Steps:
- Preheat the oven to 350°F. Boil the tangerine-orange juice in a small saucepan over medium-high heat until it has reduced to about 1 cup, 18 to 20 minutes. Remove from heat; set aside.
- Pulse cookies, 1 tablespoon lemon zest, and 1/4 cup sugar in a food processor until thoroughly combined. With processor running, add melted butter; process until combined. Press cookie mixture evenly into bottom, up sides, and onto rim of a 10-inch pie plate. Bake until golden brown, about 15 minutes. Transfer to a wire rack to cool completely.
- Put lemon juice into a small bowl. Sprinkle with gelatin. Let soften 10 minutes. Meanwhile, whisk together yolks, 1/2 cup sugar, the juice reduction, and the remaining 2 teaspoons zest in a medium saucepan. Cook over medium-low heat, stirring constantly, until thickened, about 10 minutes (do not let boil). Remove from heat. Add gelatin mixture, and whisk until gelatin has dissolved completely.

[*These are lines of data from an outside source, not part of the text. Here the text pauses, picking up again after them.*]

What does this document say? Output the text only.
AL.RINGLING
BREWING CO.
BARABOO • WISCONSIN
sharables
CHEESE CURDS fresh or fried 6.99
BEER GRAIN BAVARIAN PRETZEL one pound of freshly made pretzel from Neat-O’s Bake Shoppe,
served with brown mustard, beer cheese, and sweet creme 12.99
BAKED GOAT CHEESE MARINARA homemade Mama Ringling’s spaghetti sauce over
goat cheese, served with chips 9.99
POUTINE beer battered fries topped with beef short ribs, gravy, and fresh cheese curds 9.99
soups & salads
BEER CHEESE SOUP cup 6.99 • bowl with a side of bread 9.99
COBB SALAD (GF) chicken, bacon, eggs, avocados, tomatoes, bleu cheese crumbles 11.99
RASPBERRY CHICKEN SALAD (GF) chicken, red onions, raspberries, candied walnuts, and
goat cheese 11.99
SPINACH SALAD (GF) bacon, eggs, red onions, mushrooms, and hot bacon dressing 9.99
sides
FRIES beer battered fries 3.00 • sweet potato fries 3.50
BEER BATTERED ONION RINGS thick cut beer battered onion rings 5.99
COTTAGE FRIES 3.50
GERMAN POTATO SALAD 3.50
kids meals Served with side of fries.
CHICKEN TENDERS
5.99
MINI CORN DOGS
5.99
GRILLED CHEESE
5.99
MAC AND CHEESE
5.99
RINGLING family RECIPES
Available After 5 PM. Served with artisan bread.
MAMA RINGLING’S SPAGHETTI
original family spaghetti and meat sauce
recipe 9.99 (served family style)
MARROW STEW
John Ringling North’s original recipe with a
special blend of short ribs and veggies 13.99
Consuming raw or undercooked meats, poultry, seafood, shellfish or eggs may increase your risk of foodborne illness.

- Transfer gelatin mixture to a large bowl. Refrigerate, stirring occasionally, until cool and thick enough to hold a ribbon on surface, 25 to 30 minutes.
- Put egg whites and cream of tartar into the bowl of an electric mixer fitted with the whisk attachment; beat on medium-high speed until soft peaks form. Gradually add remaining 1/4 cup sugar; beat until stiff but not dry peaks form. Fold egg-white mixture into gelatin mixture in 3 batches, folding until just combined after each addition. Pour into cooled crust. Refrigerate until set, at least 2 hours or overnight, before serving.

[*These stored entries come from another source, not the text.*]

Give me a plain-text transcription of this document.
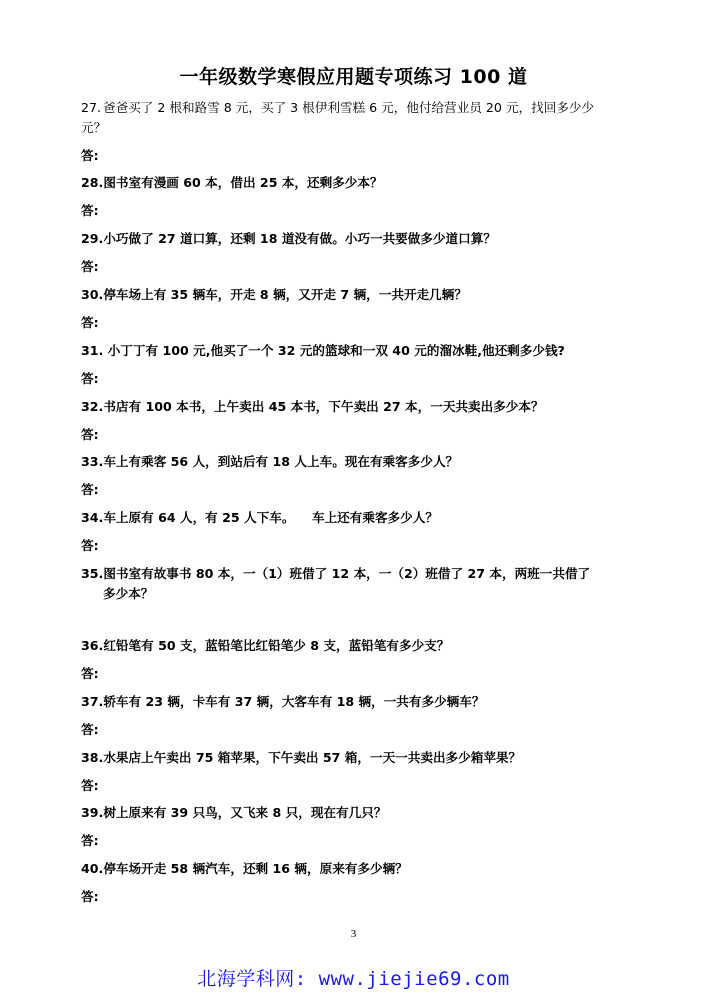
一年级数学寒假应用题专项练习 100 道
27. 爸爸买了 2 根和路雪 8 元，买了 3 根伊利雪糕 6 元，他付给营业员 20 元，找回多少少
元？
答:
28.图书室有漫画 60 本，借出 25 本，还剩多少本？
答:
29.小巧做了 27 道口算，还剩 18 道没有做。小巧一共要做多少道口算？
答:
30.停车场上有 35 辆车，开走 8 辆，又开走 7 辆，一共开走几辆？
答:
31. 小丁丁有 100 元,他买了一个 32 元的篮球和一双 40 元的溜冰鞋,他还剩多少钱?
答:
32.书店有 100 本书，上午卖出 45 本书，下午卖出 27 本，一天共卖出多少本？
答:
33.车上有乘客 56 人，到站后有 18 人上车。现在有乘客多少人？
答:
34.车上原有 64 人，有 25 人下车。    车上还有乘客多少人？
答:
35.图书室有故事书 80 本，一（1）班借了 12 本，一（2）班借了 27 本，两班一共借了
多少本？
36.红铅笔有 50 支，蓝铅笔比红铅笔少 8 支，蓝铅笔有多少支？
答:
37.轿车有 23 辆，卡车有 37 辆，大客车有 18 辆，一共有多少辆车？
答:
38.水果店上午卖出 75 箱苹果，下午卖出 57 箱，一天一共卖出多少箱苹果？
答:
39.树上原来有 39 只鸟，又飞来 8 只，现在有几只？
答:
40.停车场开走 58 辆汽车，还剩 16 辆，原来有多少辆？
答:
3
北海学科网: www.jiejie69.com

Are you curently on diet or you just want to control your food's nutritions, ingredients? We will help you find recipes by cooking method, nutrition, ingredients...
Check it out »
#30-minutes-or-less #time-to-make #course #preparation #pies-and-tarts #desserts #pies
You'll also love
sj nadim
[email protected]Overall, this is a great pie recipe. It's easy to make, it looks impressive, and it tastes delicious. I highly recommend it!
naomi george
[email protected]This pie is perfect for a summer party. It's light and refreshing, and the tangerine flavor is a nice change from the usual lemon or lime pies.
Poseidon
[email protected]I'm not a huge fan of chiffon pies, but this one was actually really good. The filling was light and fluffy, and the tangerine flavor was very refreshing.
Rosben Pacatang
[email protected]This pie is a bit time-consuming to make, but it's definitely worth the effort. It's so delicious and unique!
farah zide
[email protected]I love the combination of flavors in this pie. The tangerine and cream cheese are a perfect match.
Rabin Mandal
[email protected]This pie was a bit too tart for my taste, but I think that's just because I used fresh tangerines. I'll try using canned tangerines next time.
Nykyriah Imani
[email protected]I've made this pie several times now and it's always a favorite. The chiffon filling is so light and fluffy, and the tangerine flavor is divine.
Hazir Pathan
[email protected]This pie is so easy to make and it always turns out perfect. I love that I can use fresh or canned tangerines, depending on what I have on hand.
Ahmad sohail
[email protected]I made this pie for a potluck and it was a huge hit! Everyone loved the unique flavor and the beautiful presentation.
Amanda Hamza
[email protected]This pie was a delightful burst of citrusy flavor! The chiffon filling was light and airy, and the tangerine flavor was perfectly balanced. The crust was flaky and buttery, and it held up well to the filling.